Sagar Khanna
About Sagar Khanna
Sagar Khanna is a Data Scientist II at TomTom in Pune, Maharashtra, India, with extensive experience in data analysis, automation, and optimization.
Current Role at TomTom
Sagar Khanna is working as a Data Scientist II at TomTom in Pune, Maharashtra, India. His tenure began in 2023, where he plays a crucial role in handling data-driven tasks and developing new analytical models. His responsibilities include implementing machine learning algorithms, optimizing data processes, and contributing to the enhancement of TomTom’s data infrastructure.
Previous Roles at TomTom
Before his current role, Sagar Khanna has had a progressive career at TomTom, starting as a Map Editor in 2017. He subsequently transitioned to roles such as Python/Automation Developer, Data Analyst, Senior Analyst, and Data Scientist I. His cumulative experience at TomTom includes developing automation scripts, performing data analysis, and increasing operational efficiency through innovative solutions.
Education and Expertise
Sagar Khanna obtained his B.Tech in Geoinformatics Engineering from the University of Petroleum and Energy Studies (UPES) from 2013 to 2017. His educational background has provided him with a solid foundation in geo-informatics and related technologies, enabling him to excel in data science roles throughout his career.
Open Source Contributions
Sagar Khanna has actively contributed to open-source projects on platforms such as HuggingFace.
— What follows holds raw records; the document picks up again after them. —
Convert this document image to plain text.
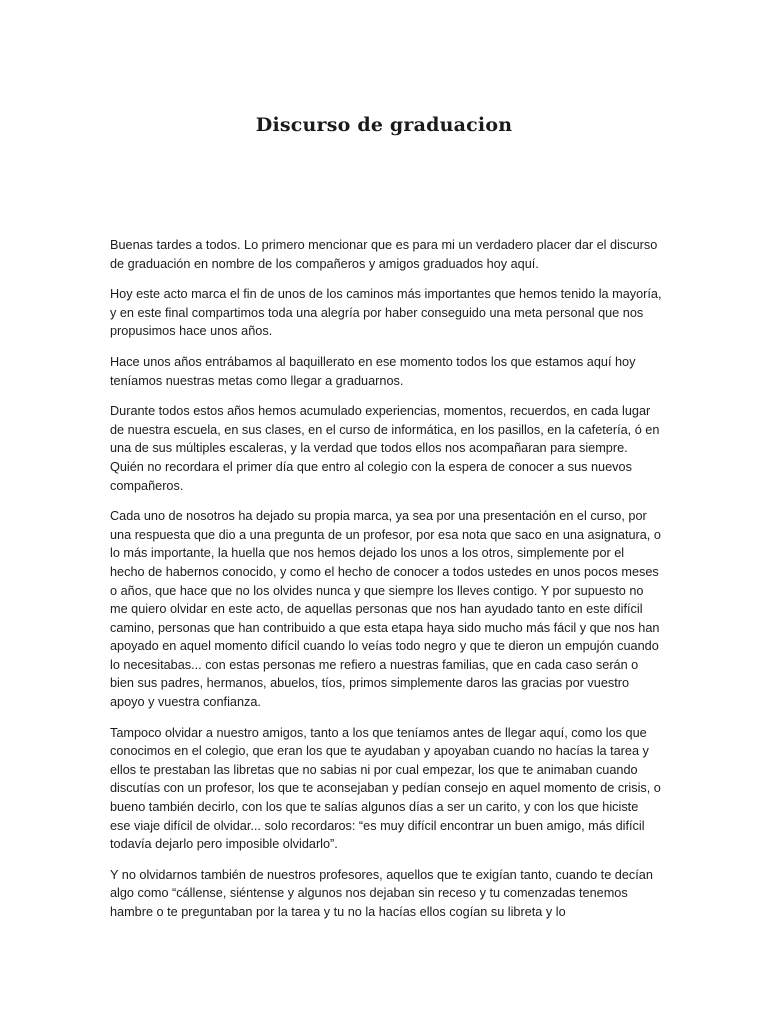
Discurso de graduacion

Buenas tardes a todos. Lo primero mencionar que es para mi un verdadero placer dar el discurso de graduación en nombre de los compañeros y amigos graduados hoy aquí.

Hoy este acto marca el fin de unos de los caminos más importantes que hemos tenido la mayoría, y en este final compartimos toda una alegría por haber conseguido una meta personal que nos propusimos hace unos años.

Hace unos años entrábamos al baquillerato en ese momento todos los que estamos aquí hoy teníamos nuestras metas como llegar a graduarnos.

Durante todos estos años hemos acumulado experiencias, momentos, recuerdos, en cada lugar de nuestra escuela, en sus clases, en el curso de informática, en los pasillos, en la cafetería, ó en una de sus múltiples escaleras, y la verdad que todos ellos nos acompañaran para siempre. Quién no recordara el primer día que entro al colegio con la espera de conocer a sus nuevos compañeros.

Cada uno de nosotros ha dejado su propia marca, ya sea por una presentación en el curso, por una respuesta que dio a una pregunta de un profesor, por esa nota que saco en una asignatura, o lo más importante, la huella que nos hemos dejado los unos a los otros, simplemente por el hecho de habernos conocido, y como el hecho de conocer a todos ustedes en unos pocos meses o años, que hace que no los olvides nunca y que siempre los lleves contigo. Y por supuesto no me quiero olvidar en este acto, de aquellas personas que nos han ayudado tanto en este difícil camino, personas que han contribuido a que esta etapa haya sido mucho más fácil y que nos han apoyado en aquel momento difícil cuando lo veías todo negro y que te dieron un empujón cuando lo necesitabas... con estas personas me refiero a nuestras familias, que en cada caso serán o bien sus padres, hermanos, abuelos, tíos, primos simplemente daros las gracias por vuestro apoyo y vuestra confianza.

Tampoco olvidar a nuestro amigos, tanto a los que teníamos antes de llegar aquí, como los que conocimos en el colegio, que eran los que te ayudaban y apoyaban cuando no hacías la tarea y ellos te prestaban las libretas que no sabias ni por cual empezar, los que te animaban cuando discutías con un profesor, los que te aconsejaban y pedían consejo en aquel momento de crisis, o bueno también decirlo, con los que te salías algunos días a ser un carito, y con los que hiciste ese viaje difícil de olvidar... solo recordaros: “es muy difícil encontrar un buen amigo, más difícil todavía dejarlo pero imposible olvidarlo”.

Y no olvidarnos también de nuestros profesores, aquellos que te exigían tanto, cuando te decían algo como “cállense, siéntense y algunos nos dejaban sin receso y tu comenzadas tenemos hambre o te preguntaban por la tarea y tu no la hacías ellos cogían su libreta y lo
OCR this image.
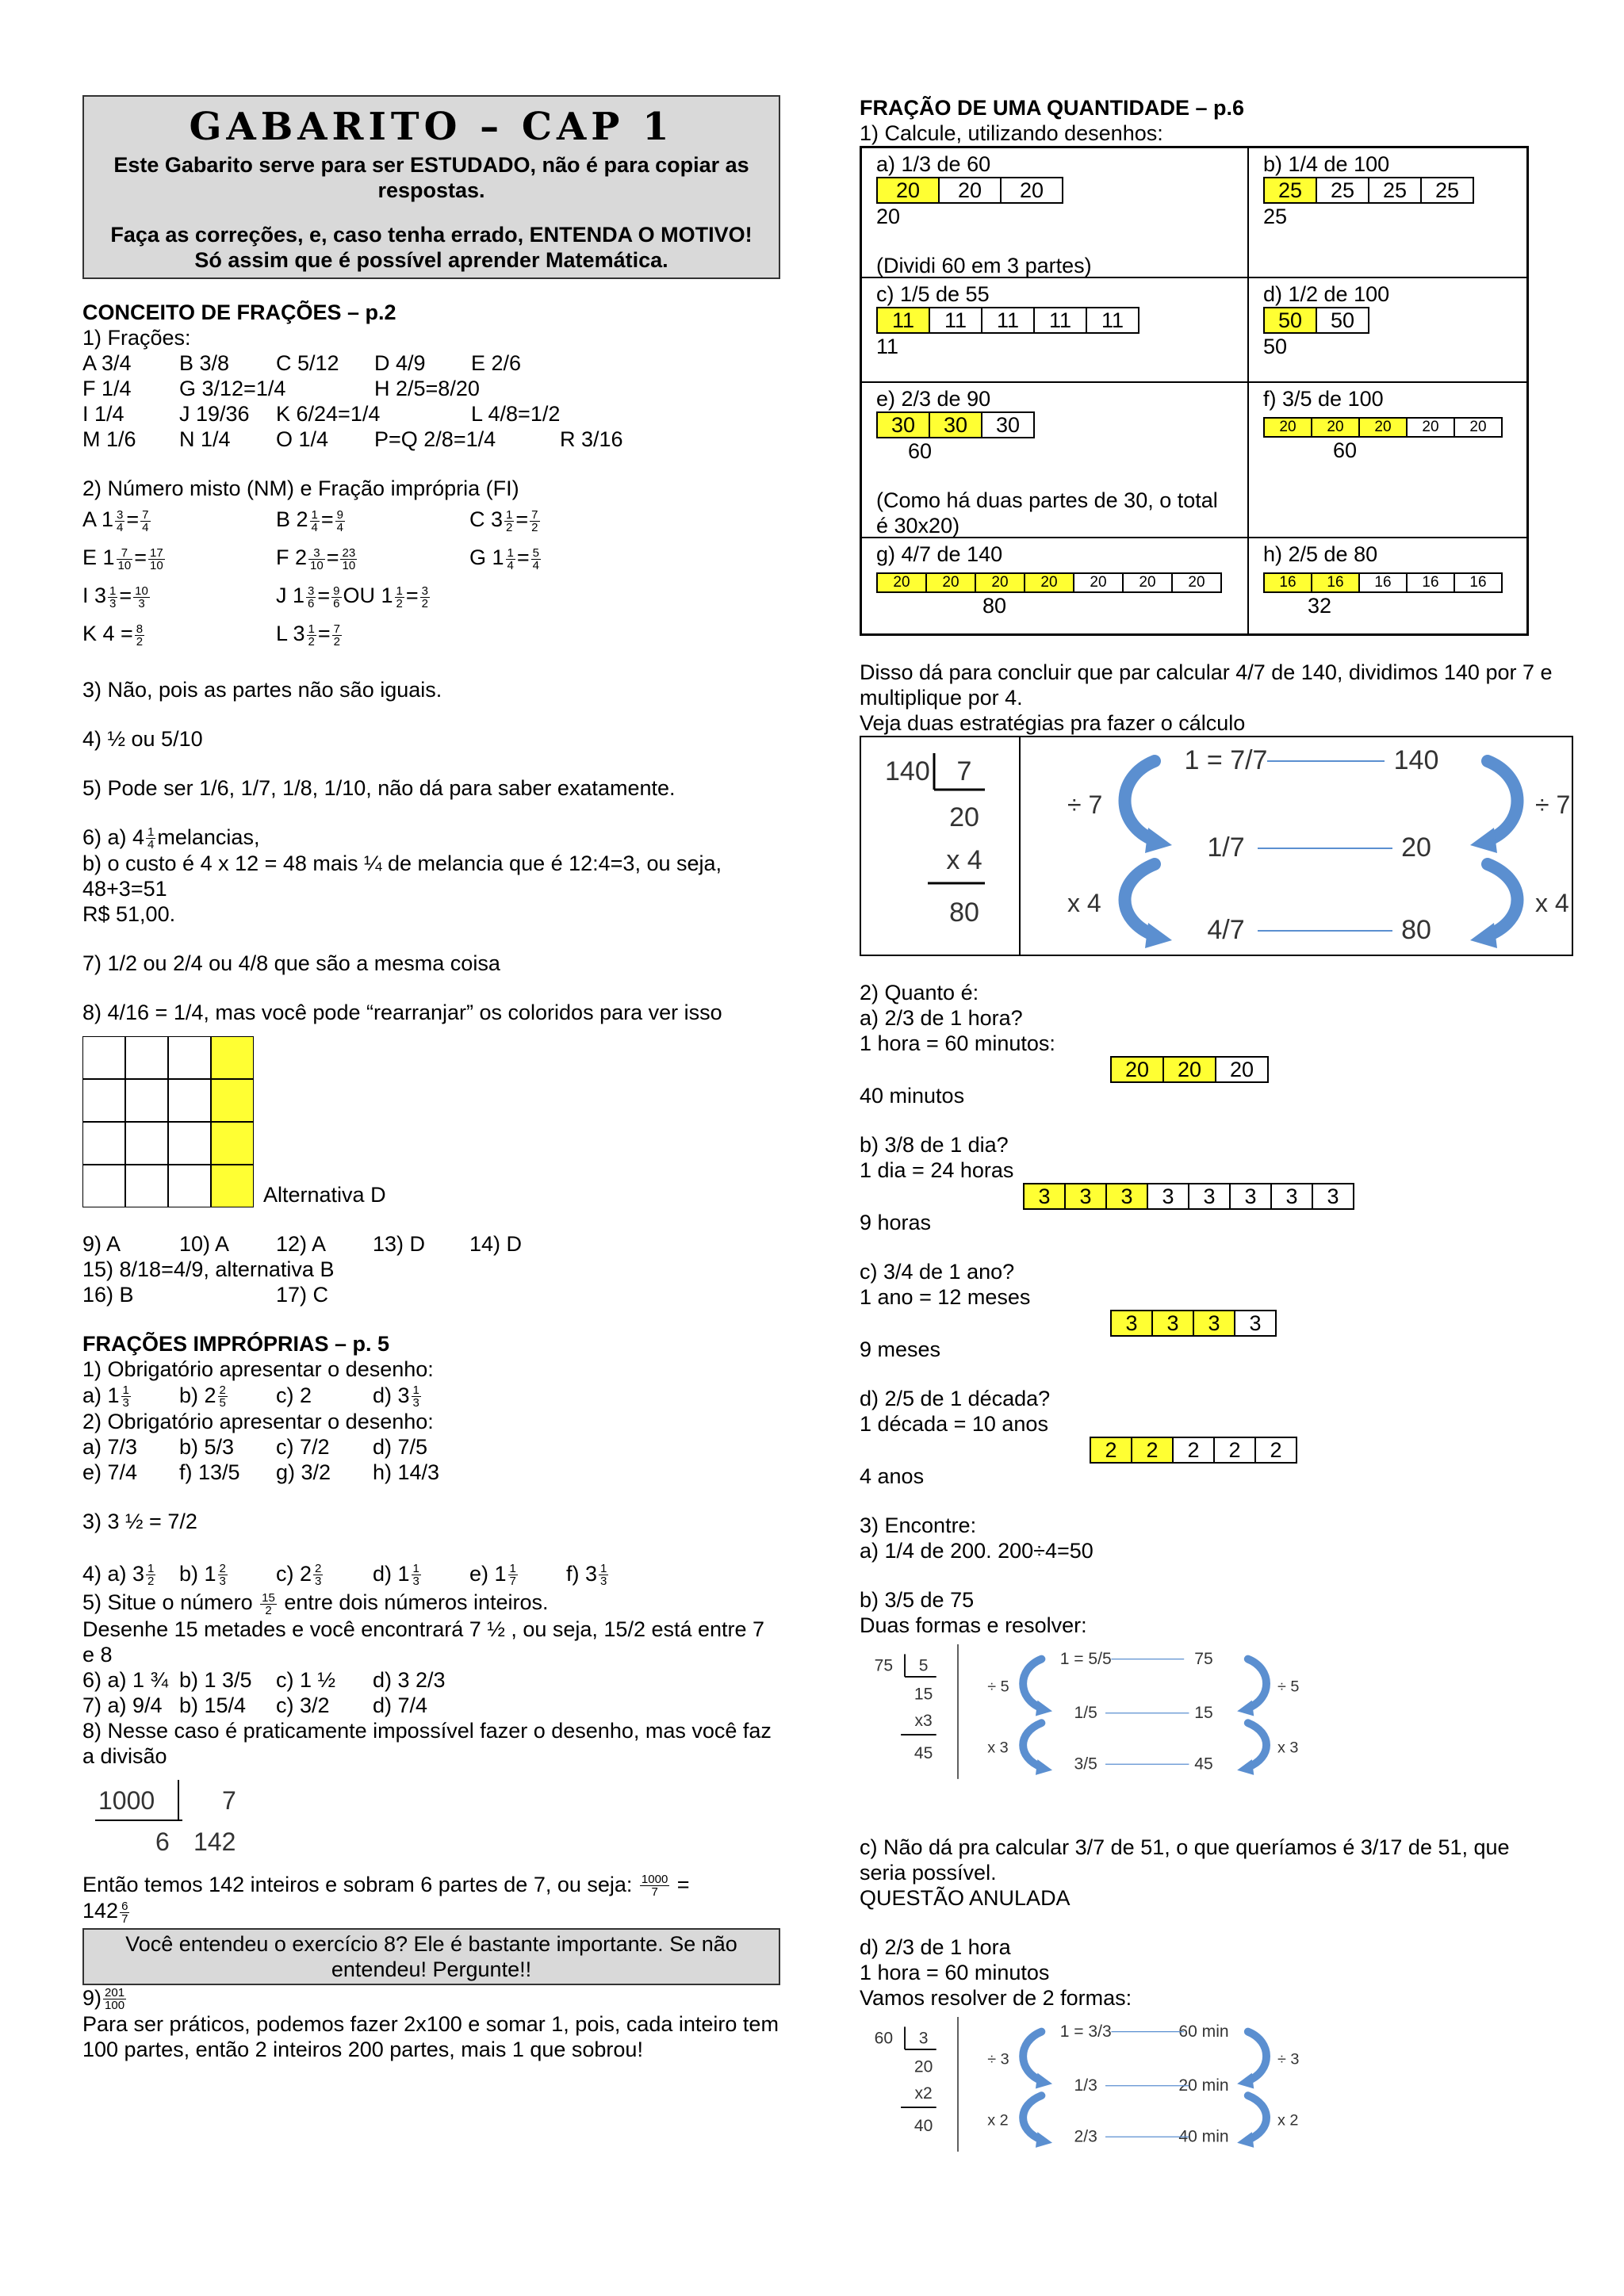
GABARITO – CAP 1
Este Gabarito serve para ser ESTUDADO, não é para copiar as respostas.
Faça as correções, e, caso tenha errado, ENTENDA O MOTIVO!
Só assim que é possível aprender Matemática.
CONCEITO DE FRAÇÕES – p.2
1) Frações:
A 3/4	B 3/8	C 5/12	D 4/9	E 2/6
F 1/4	G 3/12=1/4	H 2/5=8/20
I 1/4	J 19/36	K 6/24=1/4	L 4/8=1/2
M 1/6	N 1/4	O 1/4	P=Q 2/8=1/4	R 3/16
2) Número misto (NM) e Fração imprópria (FI)
A $1 \frac{3}{4} = \frac{7}{4}$	B $2 \frac{1}{4} = \frac{9}{4}$	C $3 \frac{1}{2} = \frac{7}{2}$
E $1 \frac{7}{10} = \frac{17}{10}$	F $2 \frac{3}{10} = \frac{23}{10}$	G $1 \frac{1}{4} = \frac{5}{4}$
I $3 \frac{1}{3} = \frac{10}{3}$	J $1 \frac{3}{6} = \frac{9}{6}$ OU $1 \frac{1}{2} = \frac{3}{2}$
K $4 = \frac{8}{2}$	L $3 \frac{1}{2} = \frac{7}{2}$
3) Não, pois as partes não são iguais.
4) ½ ou 5/10
5) Pode ser 1/6, 1/7, 1/8, 1/10, não dá para saber exatamente.
6) a) $4 \frac{1}{4}$ melancias,
b) o custo é 4 x 12 = 48 mais ¼ de melancia que é 12:4=3, ou seja, 48+3=51
R$ 51,00.
7) 1/2 ou 2/4 ou 4/8 que são a mesma coisa
8) 4/16 = 1/4, mas você pode “rearranjar” os coloridos para ver isso
Alternativa D
9) A	10) A	12) A	13) D	14) D
15) 8/18=4/9, alternativa B
16) B	17) C
FRAÇÕES IMPRÓPRIAS – p. 5
1) Obrigatório apresentar o desenho:
a) $1 \frac{1}{3} b$) $2 \frac{2}{5} c$) 2	d) $3 \frac{1}{3}$
2) Obrigatório apresentar o desenho:
a) 7/3	b) 5/3	c) 7/2	d) 7/5
e) 7/4	f) 13/5	g) 3/2	h) 14/3
3) 3 ½ = 7/2
4) a) $3 \frac{1}{2} b$) $1 \frac{2}{3} c$) $2 \frac{2}{3} d$) $1 \frac{1}{3} e$) $1 \frac{1}{7} f$) $3 \frac{1}{3}$
5) Situe o número $\frac{15}{2}$ entre dois números inteiros.
Desenhe 15 metades e você encontrará 7 ½ , ou seja, 15/2 está entre 7 e 8
6) a) 1 ¾ b) 1 3/5	c) 1 ½	d) 3 2/3
7) a) 9/4 b) 15/4	c) 3/2	d) 7/4
8) Nesse caso é praticamente impossível fazer o desenho, mas você faz a divisão
1000	7
6 142
Então temos 142 inteiros e sobram 6 partes de 7, ou seja: $\frac{1000}{7}$ =
$142 \frac{6}{7}$
Você entendeu o exercício 8? Ele é bastante importante. Se não entendeu! Pergunte!!
$9) \frac{201}{100}$
Para ser práticos, podemos fazer 2x100 e somar 1, pois, cada inteiro tem 100 partes, então 2 inteiros 200 partes, mais 1 que sobrou!
FRAÇÃO DE UMA QUANTIDADE – p.6
1) Calcule, utilizando desenhos:
a) 1/3 de 60
20 20 20
20
(Dividi 60 em 3 partes)
b) 1/4 de 100
25 25 25 25
25
c) 1/5 de 55
11 11 11 11 11
11
d) 1/2 de 100
50 50
50
e) 2/3 de 90
30 30 30
60
(Como há duas partes de 30, o total é 30x20)
f) 3/5 de 100
20 20 20 20 20
60
g) 4/7 de 140
20 20 20 20 20 20 20
80
h) 2/5 de 80
16 16 16 16 16
32
Disso dá para concluir que par calcular 4/7 de 140, dividimos 140 por 7 e multiplique por 4.
Veja duas estratégias pra fazer o cálculo
140 7
20
x 4
80
1 = 7/7	140
1/7	20
4/7	80
÷ 7
x 4
÷ 7
x 4
2) Quanto é:
a) 2/3 de 1 hora?
1 hora = 60 minutos:
20 20 20
40 minutos
b) 3/8 de 1 dia?
1 dia = 24 horas
3 3 3 3 3 3 3 3
9 horas
c) 3/4 de 1 ano?
1 ano = 12 meses
3 3 3 3
9 meses
d) 2/5 de 1 década?
1 década = 10 anos
2 2 2 2 2
4 anos
3) Encontre:
a) 1/4 de 200. 200÷4=50
b) 3/5 de 75
Duas formas e resolver:
75 5
15
x3
45
1 = 5/5	75
1/5	15
3/5	45
÷ 5
x 3
÷ 5
x 3
c) Não dá pra calcular 3/7 de 51, o que queríamos é 3/17 de 51, que seria possível.
QUESTÃO ANULADA
d) 2/3 de 1 hora
1 hora = 60 minutos
Vamos resolver de 2 formas:
60 3
20
x2
40
1 = 3/3 60 min
1/3	20 min
2/3	40 min
÷ 3
x 2
÷ 3
x 2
He has deployed AI art models and large language model applications, showcasing his expertise in machine learning and artificial intelligence. These contributions reflect his commitment to advancing technology and sharing knowledge with the community.
Project Implementations and Automations
Sagar Khanna has successfully implemented several key projects aimed at enhancing operational efficiency. He implemented a chatbot using GPT-3.5-turbo on Azure OpenAI to handle product release note queries, significantly reducing manual effort. Additionally, he automated NDS maps product statistics validation using Azure Databricks, saving over 30 hours per week for stakeholders. He also optimized data pipelines to reduce cloud expenses by 72%, resulting in monthly savings of €720.